No need. I have all the info I need. And I can easily reproduce the crash outside Mini-NDN.
Updated by Davide Pesavento over 3 years ago
TL;DR: it appears that the kernel doesn't like it if you try to bind a socket to a tentative IPv6 address.
Whenever an IPv6 address is added to an interface, it will first appear with the IFA_F_TENTATIVE
flag for a short period of time (1-2 seconds), after which the flag is dropped and the address can be used. NFD reacts to NetworkMonitor's onAddressAdded
signal to create new multicast faces and does not check the tentative flag on the new address. So, if NFD is quick enough, it may attempt to bind the MulticastUdpTransport's TX socket to the new address while it's still tentative, causing the system call to fail.
I suppose NetworkMonitor can be changed to ignore tentative addresses and only emit onAddressAdded
when the address becomes non-tentative (i.e., valid).

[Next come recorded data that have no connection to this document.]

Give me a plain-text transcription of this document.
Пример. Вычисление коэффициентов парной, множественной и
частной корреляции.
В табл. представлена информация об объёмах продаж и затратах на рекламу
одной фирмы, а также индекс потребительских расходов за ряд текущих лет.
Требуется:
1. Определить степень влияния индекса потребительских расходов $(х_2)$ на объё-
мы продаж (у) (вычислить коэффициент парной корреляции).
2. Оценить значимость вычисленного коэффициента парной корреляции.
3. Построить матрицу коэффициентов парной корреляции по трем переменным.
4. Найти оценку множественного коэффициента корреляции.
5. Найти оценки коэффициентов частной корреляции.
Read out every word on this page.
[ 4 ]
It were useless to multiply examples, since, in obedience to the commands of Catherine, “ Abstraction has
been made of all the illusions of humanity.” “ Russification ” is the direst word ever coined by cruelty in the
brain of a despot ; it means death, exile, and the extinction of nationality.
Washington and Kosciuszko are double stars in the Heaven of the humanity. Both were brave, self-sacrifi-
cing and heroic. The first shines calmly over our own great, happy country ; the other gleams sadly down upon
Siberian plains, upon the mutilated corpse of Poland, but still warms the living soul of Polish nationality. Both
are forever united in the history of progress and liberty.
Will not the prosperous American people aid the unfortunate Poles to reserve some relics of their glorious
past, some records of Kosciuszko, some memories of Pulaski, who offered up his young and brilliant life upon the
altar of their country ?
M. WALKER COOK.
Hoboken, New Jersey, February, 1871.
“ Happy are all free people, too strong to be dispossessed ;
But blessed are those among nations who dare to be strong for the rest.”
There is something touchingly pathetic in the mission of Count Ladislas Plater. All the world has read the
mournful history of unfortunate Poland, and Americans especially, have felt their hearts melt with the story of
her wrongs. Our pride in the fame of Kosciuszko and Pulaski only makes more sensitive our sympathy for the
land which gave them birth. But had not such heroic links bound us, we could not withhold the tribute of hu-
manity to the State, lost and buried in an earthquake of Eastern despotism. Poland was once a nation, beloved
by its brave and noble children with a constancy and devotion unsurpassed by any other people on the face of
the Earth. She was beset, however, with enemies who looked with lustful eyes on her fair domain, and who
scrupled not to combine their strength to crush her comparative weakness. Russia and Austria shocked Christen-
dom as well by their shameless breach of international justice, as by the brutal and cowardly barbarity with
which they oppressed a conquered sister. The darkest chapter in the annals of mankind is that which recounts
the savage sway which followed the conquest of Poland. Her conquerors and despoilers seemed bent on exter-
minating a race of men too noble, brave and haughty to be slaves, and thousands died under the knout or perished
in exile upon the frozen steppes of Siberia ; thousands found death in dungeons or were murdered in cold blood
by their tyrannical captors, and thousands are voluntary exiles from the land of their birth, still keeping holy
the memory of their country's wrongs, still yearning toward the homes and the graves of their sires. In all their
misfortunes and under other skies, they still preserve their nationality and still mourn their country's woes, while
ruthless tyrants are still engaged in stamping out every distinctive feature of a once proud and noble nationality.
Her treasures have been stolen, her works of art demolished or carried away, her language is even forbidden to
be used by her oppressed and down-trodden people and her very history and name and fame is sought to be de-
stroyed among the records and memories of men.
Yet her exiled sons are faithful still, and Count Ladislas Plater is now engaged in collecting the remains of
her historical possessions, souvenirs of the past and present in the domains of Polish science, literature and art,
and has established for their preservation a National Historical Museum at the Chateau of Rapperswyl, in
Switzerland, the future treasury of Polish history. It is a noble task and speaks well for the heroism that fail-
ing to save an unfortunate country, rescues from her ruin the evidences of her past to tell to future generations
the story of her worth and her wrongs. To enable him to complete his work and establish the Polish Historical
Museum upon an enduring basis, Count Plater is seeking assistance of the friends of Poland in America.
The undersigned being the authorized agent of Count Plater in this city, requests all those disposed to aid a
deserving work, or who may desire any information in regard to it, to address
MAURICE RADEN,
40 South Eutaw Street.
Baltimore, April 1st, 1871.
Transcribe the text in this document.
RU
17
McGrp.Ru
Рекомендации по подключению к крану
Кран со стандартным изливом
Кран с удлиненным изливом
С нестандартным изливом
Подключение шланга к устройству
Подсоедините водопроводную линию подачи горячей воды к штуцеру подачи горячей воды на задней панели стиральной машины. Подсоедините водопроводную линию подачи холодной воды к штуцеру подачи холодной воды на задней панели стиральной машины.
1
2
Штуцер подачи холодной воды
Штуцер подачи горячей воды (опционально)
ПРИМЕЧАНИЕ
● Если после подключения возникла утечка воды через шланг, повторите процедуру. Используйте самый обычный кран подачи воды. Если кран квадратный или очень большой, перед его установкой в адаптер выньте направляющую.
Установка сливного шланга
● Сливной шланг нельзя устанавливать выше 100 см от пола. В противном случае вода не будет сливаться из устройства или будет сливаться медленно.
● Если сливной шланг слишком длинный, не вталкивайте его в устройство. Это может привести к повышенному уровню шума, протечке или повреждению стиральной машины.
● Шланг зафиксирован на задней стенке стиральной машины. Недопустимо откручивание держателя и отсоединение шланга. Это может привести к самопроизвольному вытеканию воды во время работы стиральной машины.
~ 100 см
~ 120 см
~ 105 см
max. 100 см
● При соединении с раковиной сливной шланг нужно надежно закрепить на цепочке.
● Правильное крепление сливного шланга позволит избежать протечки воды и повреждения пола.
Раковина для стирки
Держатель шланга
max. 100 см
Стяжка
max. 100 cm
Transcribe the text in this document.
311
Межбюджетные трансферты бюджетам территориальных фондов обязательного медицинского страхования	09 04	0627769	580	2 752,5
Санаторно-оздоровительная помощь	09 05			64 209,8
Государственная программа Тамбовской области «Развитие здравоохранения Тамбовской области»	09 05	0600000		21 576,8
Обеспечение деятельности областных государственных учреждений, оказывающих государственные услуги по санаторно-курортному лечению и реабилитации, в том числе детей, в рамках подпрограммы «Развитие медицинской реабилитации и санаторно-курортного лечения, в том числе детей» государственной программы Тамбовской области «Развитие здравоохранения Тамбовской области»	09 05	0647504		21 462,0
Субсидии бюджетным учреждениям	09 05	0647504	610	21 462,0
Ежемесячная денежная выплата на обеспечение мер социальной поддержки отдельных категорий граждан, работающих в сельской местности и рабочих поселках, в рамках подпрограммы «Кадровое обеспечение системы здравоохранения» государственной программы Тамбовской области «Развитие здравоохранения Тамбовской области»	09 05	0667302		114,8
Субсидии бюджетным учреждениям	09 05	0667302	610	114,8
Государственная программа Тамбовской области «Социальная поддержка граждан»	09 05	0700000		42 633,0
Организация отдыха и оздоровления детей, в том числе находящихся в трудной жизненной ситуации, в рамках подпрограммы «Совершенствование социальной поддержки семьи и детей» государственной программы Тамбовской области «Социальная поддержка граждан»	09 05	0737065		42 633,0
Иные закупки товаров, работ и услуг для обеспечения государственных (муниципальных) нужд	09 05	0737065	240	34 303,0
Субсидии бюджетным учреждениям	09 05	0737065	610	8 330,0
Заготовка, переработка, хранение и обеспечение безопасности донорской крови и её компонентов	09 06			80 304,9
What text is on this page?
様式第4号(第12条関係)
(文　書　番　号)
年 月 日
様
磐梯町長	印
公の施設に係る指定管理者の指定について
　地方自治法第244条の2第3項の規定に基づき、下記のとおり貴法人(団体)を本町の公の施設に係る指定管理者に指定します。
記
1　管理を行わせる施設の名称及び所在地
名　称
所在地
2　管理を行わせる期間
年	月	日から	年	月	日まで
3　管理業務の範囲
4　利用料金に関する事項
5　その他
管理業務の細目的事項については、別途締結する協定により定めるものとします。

I don't see a use case for reporting tentative addresses to "normal" applications (including NFD) as they can't effectively be used for communication.
On top of that, the UdpFactory code can be made more robust against unexpected exceptions from the lower levels.
Updated by Davide Pesavento over 3 years ago
- Status changed from New to In Progress
- Assignee set to Davide Pesavento
- Target version set to 22.02
- % Done changed from 0 to 50
Untested patch for ndn-cxx: https://gerrit.named-data.net/c/ndn-cxx/+/6424
Updated by Davide Pesavento over 3 years ago
- Project changed from NFD to ndn-cxx
- Category changed from Faces to Network
- Status changed from In Progress to Code review
- Target version changed from 22.02 to 0.8.0
- % Done changed from 50 to 100
Updated by Davide Pesavento over 3 years ago
- Status changed from Code review to Closed